4
votes

Average term frequency would be the average frequency that term appears in other documents. Intuitively I want to compare how frequently it appears in this document relative to the other documents in the corpus.

An example:

  • d1 has the word "set" 100 times, d2 has the word "set" 1 time, d3 has the word "set" 1 time, d4-N does not have the word set
  • d1 has the word "theory" 100 times, d2 has the word "theory" 100 times, d3 has the word "theory" 100 times, d4-N does not have the word set

Document 1 has the same tf-idf for the word "set" and the word "theory" even though the word set is more important to d1 than theory.

Using average term frequency would distinguish these two examples. Is tf-iatf (inverse average term frequency) a valid approach? To me it would give me more important keywords, rather than just "rare" and "unique" keywords. If idf is "an estimate of how rare that word is" wouldn't iatf be a better estimate? It seems only marginally harder to implement (especially if the data is pre-processed).

I am thinking of running an experiment and manually analyzing the highest ranked keywords with each measure, but wanted to pass it by some other eyes first.

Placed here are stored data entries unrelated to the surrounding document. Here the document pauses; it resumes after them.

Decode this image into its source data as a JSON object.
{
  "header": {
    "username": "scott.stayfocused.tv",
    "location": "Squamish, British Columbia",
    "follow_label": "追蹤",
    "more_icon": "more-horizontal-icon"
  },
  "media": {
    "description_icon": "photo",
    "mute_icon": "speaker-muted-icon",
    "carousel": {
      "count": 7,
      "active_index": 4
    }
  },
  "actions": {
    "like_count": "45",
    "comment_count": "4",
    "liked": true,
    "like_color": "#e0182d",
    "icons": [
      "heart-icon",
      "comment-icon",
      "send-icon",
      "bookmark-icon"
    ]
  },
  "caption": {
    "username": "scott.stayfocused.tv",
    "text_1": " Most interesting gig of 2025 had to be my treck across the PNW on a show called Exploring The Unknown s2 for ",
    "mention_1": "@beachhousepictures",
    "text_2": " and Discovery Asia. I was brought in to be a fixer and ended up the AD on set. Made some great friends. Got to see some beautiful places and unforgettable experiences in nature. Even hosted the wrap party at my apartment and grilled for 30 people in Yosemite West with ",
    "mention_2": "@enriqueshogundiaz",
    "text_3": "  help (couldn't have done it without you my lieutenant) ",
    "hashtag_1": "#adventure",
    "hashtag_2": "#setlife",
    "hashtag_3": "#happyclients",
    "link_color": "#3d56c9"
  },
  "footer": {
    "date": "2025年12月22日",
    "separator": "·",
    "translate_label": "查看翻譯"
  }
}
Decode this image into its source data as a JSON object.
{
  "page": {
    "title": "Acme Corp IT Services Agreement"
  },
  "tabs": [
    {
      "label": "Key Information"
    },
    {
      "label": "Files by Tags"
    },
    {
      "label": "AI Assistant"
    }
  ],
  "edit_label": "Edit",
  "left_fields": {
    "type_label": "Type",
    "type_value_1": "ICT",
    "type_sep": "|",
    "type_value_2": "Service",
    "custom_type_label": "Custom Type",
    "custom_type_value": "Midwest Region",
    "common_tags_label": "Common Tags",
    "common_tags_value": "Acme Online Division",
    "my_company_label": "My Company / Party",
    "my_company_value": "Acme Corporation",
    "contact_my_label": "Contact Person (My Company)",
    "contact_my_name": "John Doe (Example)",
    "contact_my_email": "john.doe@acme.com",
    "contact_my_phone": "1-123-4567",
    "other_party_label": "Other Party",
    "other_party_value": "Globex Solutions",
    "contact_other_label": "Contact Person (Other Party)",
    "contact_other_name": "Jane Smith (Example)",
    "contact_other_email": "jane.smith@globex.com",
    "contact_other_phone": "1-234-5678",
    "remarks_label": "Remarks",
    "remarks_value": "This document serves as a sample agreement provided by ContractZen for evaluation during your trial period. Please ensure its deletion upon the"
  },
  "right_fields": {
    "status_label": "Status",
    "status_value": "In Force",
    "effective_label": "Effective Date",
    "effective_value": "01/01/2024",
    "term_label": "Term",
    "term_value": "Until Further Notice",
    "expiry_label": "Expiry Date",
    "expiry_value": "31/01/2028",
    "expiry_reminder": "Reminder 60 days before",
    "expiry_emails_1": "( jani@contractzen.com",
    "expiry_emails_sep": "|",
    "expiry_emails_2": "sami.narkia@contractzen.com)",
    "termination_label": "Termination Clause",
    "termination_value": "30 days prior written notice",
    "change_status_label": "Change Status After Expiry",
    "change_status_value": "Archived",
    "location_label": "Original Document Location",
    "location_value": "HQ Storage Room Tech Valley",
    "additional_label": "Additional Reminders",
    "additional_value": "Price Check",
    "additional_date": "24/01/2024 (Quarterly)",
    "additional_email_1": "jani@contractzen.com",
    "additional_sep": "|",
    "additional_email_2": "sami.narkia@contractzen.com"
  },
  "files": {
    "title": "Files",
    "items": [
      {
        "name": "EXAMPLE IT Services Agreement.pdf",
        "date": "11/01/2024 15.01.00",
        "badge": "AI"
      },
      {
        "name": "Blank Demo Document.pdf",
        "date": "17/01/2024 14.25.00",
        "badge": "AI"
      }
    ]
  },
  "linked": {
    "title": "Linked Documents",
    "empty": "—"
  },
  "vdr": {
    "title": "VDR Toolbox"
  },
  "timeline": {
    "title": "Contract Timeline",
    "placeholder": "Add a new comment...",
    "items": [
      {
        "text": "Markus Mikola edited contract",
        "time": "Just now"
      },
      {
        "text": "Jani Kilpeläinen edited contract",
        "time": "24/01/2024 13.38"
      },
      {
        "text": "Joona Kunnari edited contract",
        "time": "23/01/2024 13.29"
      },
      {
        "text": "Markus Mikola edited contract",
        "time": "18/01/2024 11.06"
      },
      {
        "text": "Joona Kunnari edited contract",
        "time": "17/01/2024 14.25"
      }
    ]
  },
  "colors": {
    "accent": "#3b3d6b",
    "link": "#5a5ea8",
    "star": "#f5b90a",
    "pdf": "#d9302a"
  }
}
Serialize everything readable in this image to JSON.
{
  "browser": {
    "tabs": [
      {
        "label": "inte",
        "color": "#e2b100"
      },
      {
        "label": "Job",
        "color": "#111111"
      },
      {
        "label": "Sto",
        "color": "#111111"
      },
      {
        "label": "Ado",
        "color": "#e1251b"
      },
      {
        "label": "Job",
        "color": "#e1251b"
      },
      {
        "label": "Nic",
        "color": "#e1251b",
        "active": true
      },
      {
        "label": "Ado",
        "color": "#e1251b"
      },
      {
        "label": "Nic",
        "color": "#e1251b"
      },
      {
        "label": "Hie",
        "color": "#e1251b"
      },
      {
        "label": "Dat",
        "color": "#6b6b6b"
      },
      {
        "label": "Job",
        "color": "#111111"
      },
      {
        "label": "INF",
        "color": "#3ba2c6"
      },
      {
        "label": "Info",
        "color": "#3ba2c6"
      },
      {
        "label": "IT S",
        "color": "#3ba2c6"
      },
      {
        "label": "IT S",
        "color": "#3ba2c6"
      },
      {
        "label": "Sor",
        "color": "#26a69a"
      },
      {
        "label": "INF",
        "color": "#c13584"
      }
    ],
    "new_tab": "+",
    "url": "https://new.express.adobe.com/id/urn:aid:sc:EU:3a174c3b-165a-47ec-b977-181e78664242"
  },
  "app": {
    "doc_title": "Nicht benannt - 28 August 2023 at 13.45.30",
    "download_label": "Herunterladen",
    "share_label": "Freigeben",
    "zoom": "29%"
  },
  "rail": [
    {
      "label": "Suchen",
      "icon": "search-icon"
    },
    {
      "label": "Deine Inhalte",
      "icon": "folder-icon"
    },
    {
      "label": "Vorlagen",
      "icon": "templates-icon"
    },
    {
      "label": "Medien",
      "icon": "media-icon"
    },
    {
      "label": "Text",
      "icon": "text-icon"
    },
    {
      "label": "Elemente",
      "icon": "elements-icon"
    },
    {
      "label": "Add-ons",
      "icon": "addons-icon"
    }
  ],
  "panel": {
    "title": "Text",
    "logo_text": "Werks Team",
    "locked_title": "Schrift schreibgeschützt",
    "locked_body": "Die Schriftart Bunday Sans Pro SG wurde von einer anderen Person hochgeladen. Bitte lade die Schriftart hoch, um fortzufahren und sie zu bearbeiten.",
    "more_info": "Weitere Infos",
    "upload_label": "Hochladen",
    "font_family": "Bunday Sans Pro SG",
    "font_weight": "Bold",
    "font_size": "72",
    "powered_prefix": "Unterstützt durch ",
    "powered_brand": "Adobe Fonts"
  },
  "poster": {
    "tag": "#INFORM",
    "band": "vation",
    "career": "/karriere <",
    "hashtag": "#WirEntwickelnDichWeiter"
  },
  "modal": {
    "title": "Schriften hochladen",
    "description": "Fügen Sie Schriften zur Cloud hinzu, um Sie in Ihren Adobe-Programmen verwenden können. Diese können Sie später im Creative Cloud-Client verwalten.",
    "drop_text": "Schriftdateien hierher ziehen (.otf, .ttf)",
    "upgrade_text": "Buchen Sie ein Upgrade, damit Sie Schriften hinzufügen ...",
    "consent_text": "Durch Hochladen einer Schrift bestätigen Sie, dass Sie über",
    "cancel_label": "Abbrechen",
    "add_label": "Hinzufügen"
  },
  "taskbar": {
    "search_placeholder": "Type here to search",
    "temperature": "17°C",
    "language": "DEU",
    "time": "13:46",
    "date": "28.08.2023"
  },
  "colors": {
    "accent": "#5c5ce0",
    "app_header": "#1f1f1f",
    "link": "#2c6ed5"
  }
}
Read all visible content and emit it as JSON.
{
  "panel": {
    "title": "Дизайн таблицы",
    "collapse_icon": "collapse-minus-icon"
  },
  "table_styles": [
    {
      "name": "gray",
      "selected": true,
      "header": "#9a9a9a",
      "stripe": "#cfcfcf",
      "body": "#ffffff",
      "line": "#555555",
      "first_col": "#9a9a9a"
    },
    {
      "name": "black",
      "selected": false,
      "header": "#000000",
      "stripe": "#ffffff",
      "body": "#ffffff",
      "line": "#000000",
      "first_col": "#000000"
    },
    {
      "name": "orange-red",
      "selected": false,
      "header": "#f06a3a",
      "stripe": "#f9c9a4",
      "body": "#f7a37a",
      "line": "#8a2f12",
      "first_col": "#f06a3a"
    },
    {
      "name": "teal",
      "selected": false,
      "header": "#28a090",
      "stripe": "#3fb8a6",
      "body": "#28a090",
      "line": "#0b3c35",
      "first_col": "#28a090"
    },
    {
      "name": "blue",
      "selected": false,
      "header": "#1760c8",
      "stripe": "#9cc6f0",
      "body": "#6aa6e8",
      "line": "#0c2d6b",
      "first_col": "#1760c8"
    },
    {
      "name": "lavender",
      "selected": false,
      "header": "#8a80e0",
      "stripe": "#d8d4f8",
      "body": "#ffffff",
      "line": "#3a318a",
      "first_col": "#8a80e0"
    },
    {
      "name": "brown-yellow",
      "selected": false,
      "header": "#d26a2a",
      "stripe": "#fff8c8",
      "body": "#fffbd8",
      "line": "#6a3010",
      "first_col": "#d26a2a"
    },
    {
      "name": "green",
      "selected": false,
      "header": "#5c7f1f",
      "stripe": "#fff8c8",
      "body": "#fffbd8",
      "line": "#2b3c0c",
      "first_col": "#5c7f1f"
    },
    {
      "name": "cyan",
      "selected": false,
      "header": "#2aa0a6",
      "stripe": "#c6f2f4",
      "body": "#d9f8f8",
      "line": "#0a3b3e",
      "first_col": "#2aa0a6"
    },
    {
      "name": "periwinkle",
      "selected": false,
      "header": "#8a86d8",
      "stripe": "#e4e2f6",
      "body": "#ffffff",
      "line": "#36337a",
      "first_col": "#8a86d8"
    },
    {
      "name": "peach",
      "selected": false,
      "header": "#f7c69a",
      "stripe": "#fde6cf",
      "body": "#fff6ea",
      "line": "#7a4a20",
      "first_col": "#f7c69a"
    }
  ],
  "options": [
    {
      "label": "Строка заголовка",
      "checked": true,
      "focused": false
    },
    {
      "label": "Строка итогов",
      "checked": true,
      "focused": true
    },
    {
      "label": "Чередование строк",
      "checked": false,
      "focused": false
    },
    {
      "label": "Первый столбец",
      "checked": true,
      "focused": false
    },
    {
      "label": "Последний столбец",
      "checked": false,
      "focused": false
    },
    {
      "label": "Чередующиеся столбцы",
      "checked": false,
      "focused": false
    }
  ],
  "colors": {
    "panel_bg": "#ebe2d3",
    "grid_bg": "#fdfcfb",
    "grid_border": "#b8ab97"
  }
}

A follow-up question: Why is tf-idf used so frequently as opposed to alternative methods like this which MAY be more accurate? (If this is a valid approach that is).

Update: Ran an experiment where I manually analyzed the scores and corresponding top words for a few dozen documents, and it seems like iatf and inverse collection frequency (the standard approach to what I described) have super similar results.

1

1 Answers

3
votes

Tf-idf is not meant to compare the importance of a word in a document across two corpora. It is rather meant to distinguish the importance of a word within a document in relation to the distribution of the same term in the other documents of the same collection (not across collections).

A standard approach that you can apply for your case is: collection frequency, cf(t), instead of document frequency, df(t).

cf(t) measures how many times does a term t occurs in the corpus. cf(t) divided by the total collection size would give you the probability of sampling t from the collection.

And then you can compute a linear combination of tf(t,d) and cf(t) values, which gives you the probability of sampling a term t either from a document or from the collection.

P(t,d) = \lambda P(t|d) + (1-\lambda) P(t|Collection)

This is known by the name of Jelinek Mercer smoothed Language Model.

For your example (letting \lambda=0.5):

Corpus 1: P("set",d1) = 0.5*100/100 + 0.5*100/102

Corpus 2: P("set",d1) = 0.5*100/100 + 0.5*100/300

Clearly, P("set",d1) for corpus 2 is less (almost one-third) of that in corpus 1.